Qiu is fortunate, as his wife and son also survived. His son, the 11-year-old Qiu Peng, was flown out of the mountainous area in a military helicopter. "I felt pleased," says the boy, because I saw a lot of kind-hearted people." His shoes were given to him by a volunteer. On the Children's Day, he received stationery, clothes and candy.

In Qingchuan County, Wang Shizhou helps the local government and soldiers distribute food and drugs. Four days after the quake, Wang came here as a leader of a volunteer group from Beijing.

"I saw a lot of disasters when I was a soldier, but what surprised me this time is that such a lot of people, no matter who they are and where they come from, are doing so much to help," says Wang, 26.
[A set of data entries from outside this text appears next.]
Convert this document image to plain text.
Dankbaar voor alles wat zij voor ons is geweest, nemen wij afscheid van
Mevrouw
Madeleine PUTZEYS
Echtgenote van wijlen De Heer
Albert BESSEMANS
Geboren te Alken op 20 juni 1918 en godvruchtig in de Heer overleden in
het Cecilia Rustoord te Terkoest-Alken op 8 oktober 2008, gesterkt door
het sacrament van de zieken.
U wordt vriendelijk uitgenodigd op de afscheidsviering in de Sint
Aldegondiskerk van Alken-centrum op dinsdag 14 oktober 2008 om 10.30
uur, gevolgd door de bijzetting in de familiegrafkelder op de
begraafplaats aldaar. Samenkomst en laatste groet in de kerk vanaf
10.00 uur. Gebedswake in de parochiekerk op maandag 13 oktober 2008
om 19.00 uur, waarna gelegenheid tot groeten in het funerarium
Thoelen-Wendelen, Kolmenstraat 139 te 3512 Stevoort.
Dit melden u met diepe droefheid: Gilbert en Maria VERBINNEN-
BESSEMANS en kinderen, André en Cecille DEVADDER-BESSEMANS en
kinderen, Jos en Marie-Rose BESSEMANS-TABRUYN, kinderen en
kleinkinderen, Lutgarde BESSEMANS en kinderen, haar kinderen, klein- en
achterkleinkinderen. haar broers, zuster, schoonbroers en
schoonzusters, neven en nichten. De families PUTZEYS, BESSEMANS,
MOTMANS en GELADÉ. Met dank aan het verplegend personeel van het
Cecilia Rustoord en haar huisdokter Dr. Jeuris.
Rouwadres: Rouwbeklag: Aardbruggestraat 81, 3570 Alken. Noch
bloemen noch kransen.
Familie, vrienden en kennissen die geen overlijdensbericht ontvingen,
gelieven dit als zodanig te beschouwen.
"I once thought the Chinese were indifferent, especially in the money-oriented market economy," says Wang, a computer engineer in Beijing before he resigned to work in the quake zone.

On the road from Dujiangyan to Yingxiu, the epicenter, a man in his 60s cooks for displaced survivors everyday. He's uninterested in speaking to the media: "I came here to cook, not to become famous."

In south China's Guangzhou City, people whose houses have been relocated for land development are queuing to complain about their unfair treatment to the city's land resources bureau, but first they put money in a donation box in the office. Land relocation is one of the most intractable issues in China, which often leads to mass protests.

"We are miserable, but the quake victims are much more miserable than us," says an appellant named Wen.

After 30 years of economic reform, the Chinese have been absorbed in making money. In a rapidly developing and competitive society, care for others is viewed as a waste of time by some as relatives, neighbors and colleagues grow further apart. Many feel that society is indifferent.

However, the quake has become the major public issue. Newspapers, radio and TV are all reporting the situation in the quake zone.

"The quake helped us understand humanity and universal kindness are the most important factors for social harmony," says Professor Chen Changwen, dean of sociology and psychology at Sichuan University. "It helped us rebuild communal confidence and a social morality."

Chen points out that the public now has the material basis to help in disaster relief. Thanks to the economic growth over the past 30 years, people have enough money to support others. After the Tangshan earthquake in 1976, when people had too few clothes and not enough to eat, the survivors could only wait for the government to help.

The rising sense of individual independence has been matched by a willingness to shoulder more social burdens.

"The quake showed the Chinese are dependable, with sense of responsibility," says Chen. "If every person has more right to self-determination, the society will fare better."

When an established society loses order, as happened when the quake destroyed towns and cities, conscience and morality become the only guideline, Chen believes.

Originally from Dujiangyan, 90 kilometers southeast of the epicenter, Chen, a sociologist, often studied rural communities in the area.

Most of his friends there are now missing. After the disaster, Chen received a phone call from his brother in the United States, who said most Chinese there had cried after the quake, a message that moved him to tears.

"When you feel the affection of others in a disaster, you feel stronger, maybe stronger than you've ever felt before," says Chen." It is much more precious than economic interests.

"Chinese people are not passive or indifferent," says Chen. "In the debris of the quake, we've seen the hope of humanity and human nature in Chinese society."